Barangkali kalau balitaku sudah bisa bicara, ia akan mengatakan hal itu. Saat ini aku sedang menikmati menjadi ibu dari putra pertamaku yang usianya memasuki bulan ke 20. Subhanallah, rasanya sayang meninggalkan momen-momen berharga sedetik saja bersamanya. Tiap saat ada saja yang baru darinya, tingkahnya lucu dan menggemaskan. Idenya selalu muncul dan membikin orang penasaran untuk menciumnya.

Sayangnya hingga saat ini Dzaki-nama anakku- belum bisa bicara dengan jelas, tepatnya dia baru bisa mengucapkan 2 kata yang bermakna; udah dan nggak. Dulupun ketika belajar berjalan dia tergolong agak lama, dia baru bisa berjalan lancar di usianya yang ke-16 bulan, itupun setelah kubawa pulang ke kampung dan kubiarkan bermain bebas di halaman yang luas. Awalnya aku agak resah dengan perkembangannya yang terbilang lambat ini, apalagi kalau mendengar komentar dari teman-teman yang rata-rata anaknya sudah bisa berjalan sebelum 15 bulan.

Tapi Allah Maha Adil, di saat kecerdasan berjalannya belum tampak, dia sudah mulai menaruh minat pada crayon warna dan senang mencoret-coret apa saja yang masih kosong, tembok, matras, kertas. Ini yang kemudian menghiburku dan membuatku mulai tidak terfokus pada kekurangannya. Di saat itu kemudian aku menyalurkan minat yang kuanggap sebagai kelebihannya itu.

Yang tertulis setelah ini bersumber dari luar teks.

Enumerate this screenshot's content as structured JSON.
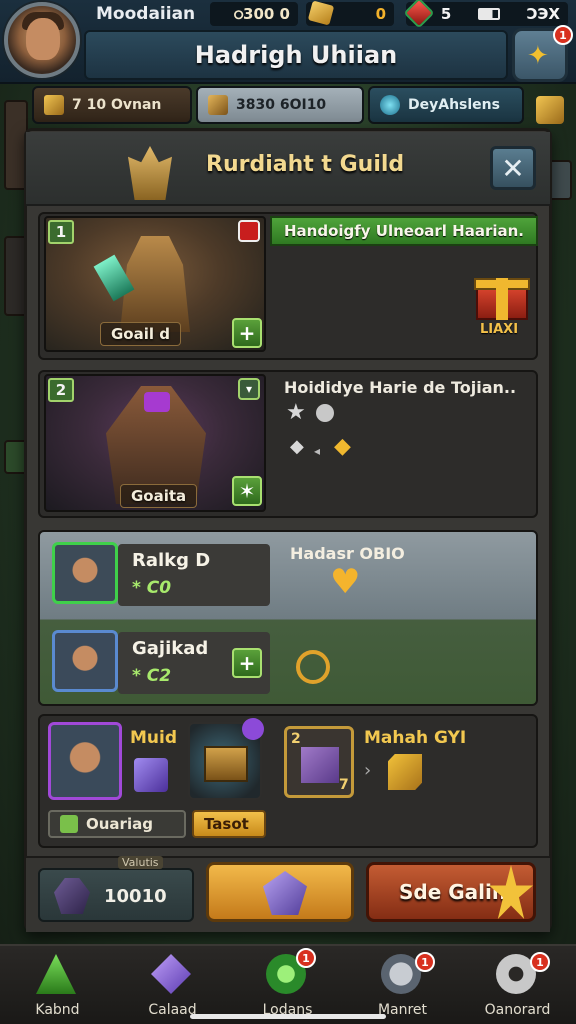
{
  "header": {
    "player_name": "Moodaiian",
    "stat_a": "ഠ300 0",
    "stat_b": "0",
    "stat_c_left": "5",
    "stat_c_right": "ϽЭX",
    "title": "Hadrigh Uhiian",
    "corner_badge": "1"
  },
  "tabs": [
    {
      "label": "7 10 Ovnan"
    },
    {
      "label": "3830 6OI10"
    },
    {
      "label": "DeyAhslens"
    }
  ],
  "panel": {
    "title": "Rurdiaht t Guild",
    "close_label": "✕"
  },
  "hero1": {
    "rank": "1",
    "name": "Goail d",
    "banner": "Handoigfy Ulneoarl Haarian.",
    "reward_label": "LIAXI"
  },
  "hero2": {
    "rank": "2",
    "name": "Goaita",
    "line": "Hoididye Harie de Tojian.."
  },
  "members": {
    "stat_label": "Hadasr OBIO",
    "m1": {
      "name": "Ralkg D",
      "score": "* C0"
    },
    "m2": {
      "name": "Gajikad",
      "score": "* C2"
    }
  },
  "loot": {
    "item1_label": "Muid",
    "item3_rank": "2",
    "item3_count": "7",
    "item3_name": "Mahah GYI",
    "btn_left": "Ouariag",
    "btn_right": "Tasot"
  },
  "bottom": {
    "caption": "Valutis",
    "currency_value": "10010",
    "action_label": "Sde Galin"
  },
  "navbar": [
    {
      "label": "Kabnd",
      "badge": ""
    },
    {
      "label": "Calaad",
      "badge": ""
    },
    {
      "label": "Lodans",
      "badge": "1"
    },
    {
      "label": "Manret",
      "badge": "1"
    },
    {
      "label": "Oanorard",
      "badge": "1"
    }
  ],
  "colors": {
    "accent_gold": "#f2c23a",
    "banner_green": "#4fa33a",
    "panel_bg": "#383734",
    "action_red": "#c45c33"
  }
}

Jika saat ini, Dzaki belum bisa bicara, aku tak merasa gusar karena dia mulai menampakkan kecerdasannya yang lain. Subhannallah, dia bisa dan berani naik ke atas motor sendiri hingga duduk di atas joknya. Dia juga tertarik pada benda-benda listrik apa saja, kipas angin, televisi, setrika, laptop dan senang mengotak-atik tombolnya atau menirukan gaya orang menyetrika. Ini yang kemudian menjadi daya tariknya bagiku dan aku mulai mengembangkannya sedikit demi sedikit. Kalau makan, dia juga lebih memilih untuk menyendokkannya sendiri ke dalam mulutnya.

Begitu pula dengan minum, dari gelas ataupun botol dia lebih suka minum sendiri.
Dari sini, aku bisa mengambil kesimpulan bahwa sebenarnya tiap anak dilahirkan dengan kelebihan dan kekurangannya masing-masing, tinggal bagaimana sudut pandang kita terhadapnya.

Jika kita terfokus hanya pada kekurangannya saja, dan berupaya untuk mengatasi kekurangan itu secara paksa, barangkali anak tidak akan merasa nyaman, di samping kita juga akan tertekan dengan target-target kita sendiri. Biarkanlah anak tumbuh alami dengan daya minatnya masing-masing, tugas kita hanyalah mengarahkan kebaikan-kebaikannya saja dan menjaganya di jalan yang benar.

Jika boleh jujur, kami sebagai orangtua memiliki cita-cita agar kelak anak kami menjadi teknokrat yang hafidz Qur’an. Tetapi, nantinya akan kami telusuri terlebih dahulu minat dan bakat anak kami, hingga jangan sampai nantinya anak menjadi korban cita-cita orang tua.